The vulnerability is a missing authorization flaw in the Phil Age Gate WordPress plugin that allows users to access functions that are not properly restricted by access control lists. This flaw could enable an attacker to use any protected feature of the plugin without proper permission, potentially exposing sensitive data or altering site behavior.
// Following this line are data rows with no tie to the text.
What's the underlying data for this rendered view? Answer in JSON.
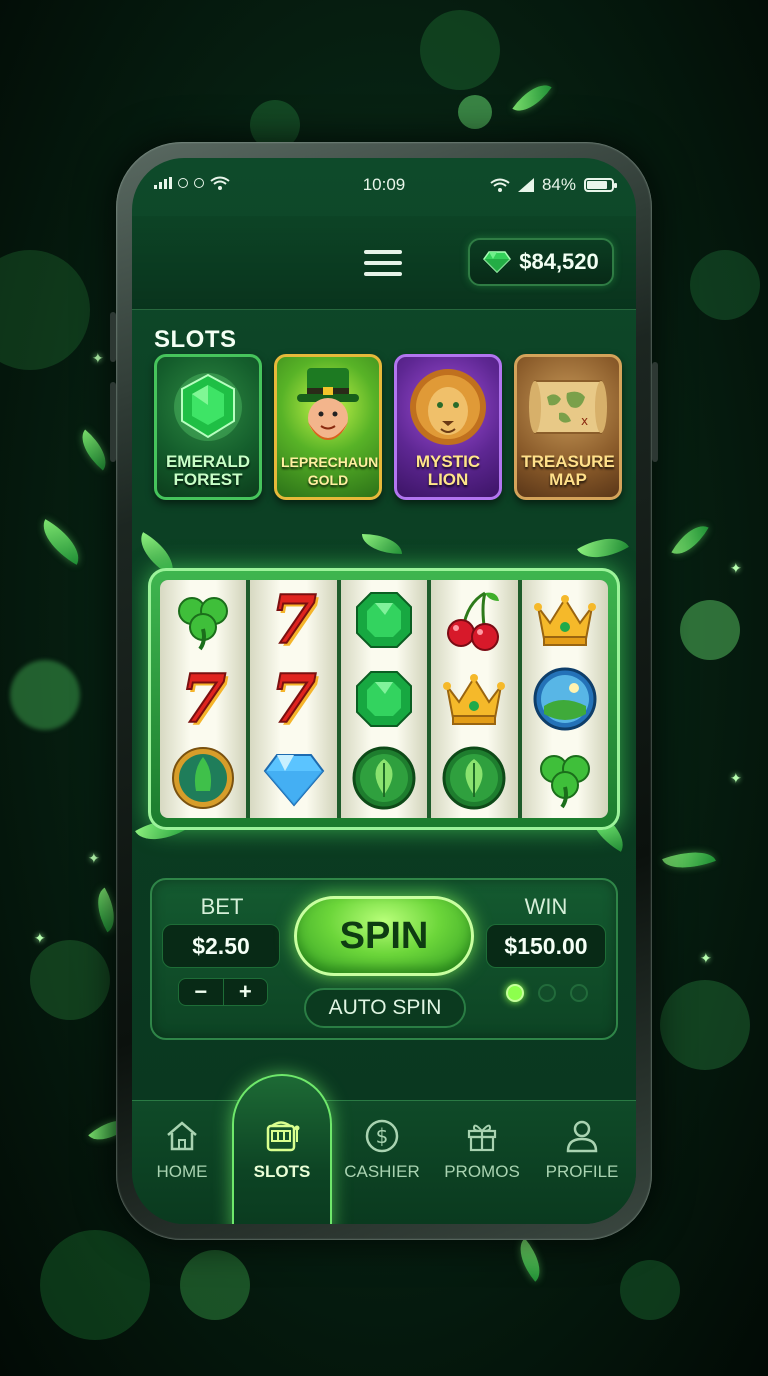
{
  "status_bar": {
    "time": "10:09",
    "battery": "84%",
    "battery_level": 0.84
  },
  "header": {
    "menu_icon": "hamburger-menu-icon",
    "balance_icon": "emerald-gem-icon",
    "balance": "$84,520"
  },
  "slots": {
    "title": "SLOTS",
    "games": [
      {
        "name": "EMERALD FOREST",
        "icon": "emerald-icon"
      },
      {
        "name": "LEPRECHAUN'S GOLD",
        "icon": "leprechaun-icon"
      },
      {
        "name": "MYSTIC LION",
        "icon": "lion-icon"
      },
      {
        "name": "TREASURE MAP",
        "icon": "map-icon"
      }
    ]
  },
  "reels": [
    [
      "clover",
      "seven",
      "forest-coin"
    ],
    [
      "seven",
      "seven",
      "diamond"
    ],
    [
      "emerald",
      "emerald",
      "leaf-coin"
    ],
    [
      "cherry",
      "crown",
      "leaf-coin"
    ],
    [
      "crown",
      "globe-coin",
      "clover"
    ]
  ],
  "controls": {
    "bet_label": "BET",
    "bet_value": "$2.50",
    "decrease": "−",
    "increase": "+",
    "spin_label": "SPIN",
    "auto_spin_label": "AUTO SPIN",
    "win_label": "WIN",
    "win_value": "$150.00",
    "active_dot": 0
  },
  "nav": {
    "items": [
      {
        "label": "HOME",
        "icon": "home-icon"
      },
      {
        "label": "SLOTS",
        "icon": "slot-machine-icon",
        "active": true
      },
      {
        "label": "CASHIER",
        "icon": "dollar-coin-icon"
      },
      {
        "label": "PROMOS",
        "icon": "gift-icon"
      },
      {
        "label": "PROFILE",
        "icon": "user-icon"
      }
    ]
  },
  "colors": {
    "accent": "#6cd63a",
    "background": "#072313",
    "panel": "#0d4424"
  }
}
The weakness is an instance of CWE-862, a classic broken access control issue.

The affected product is the Age Gate WordPress plugin from Phil, version 3.5.4 and earlier. Any WordPress installation using this plugin version is vulnerable. The original defect description indicates that all releases up to and including 3.5.4 are impacted; newer releases thereafter are assumed to be fixed.

The CVSS base score of 5.3 indicates moderate risk. The EPSS score of less than 1 percent suggests that exploitation is unlikely but not impossible; however the plugin is widely used by WordPress sites which may increase exposure. The vulnerability is not listed in the CISA KEV catalog. Because the flaw involves improper enforcement of ACLs, the most probable entry point is a WordPress user with access to the Age Gate plugin’s administrative functions; based on the description, it is inferred that an attacker with any authenticated WordPress role could try to call the restricted endpoints directly. No additional prerequisites such as system configuration are mentioned and the damage would be limited to the plugin’s scope, but it could allow unauthorized data retrieval or manipulation.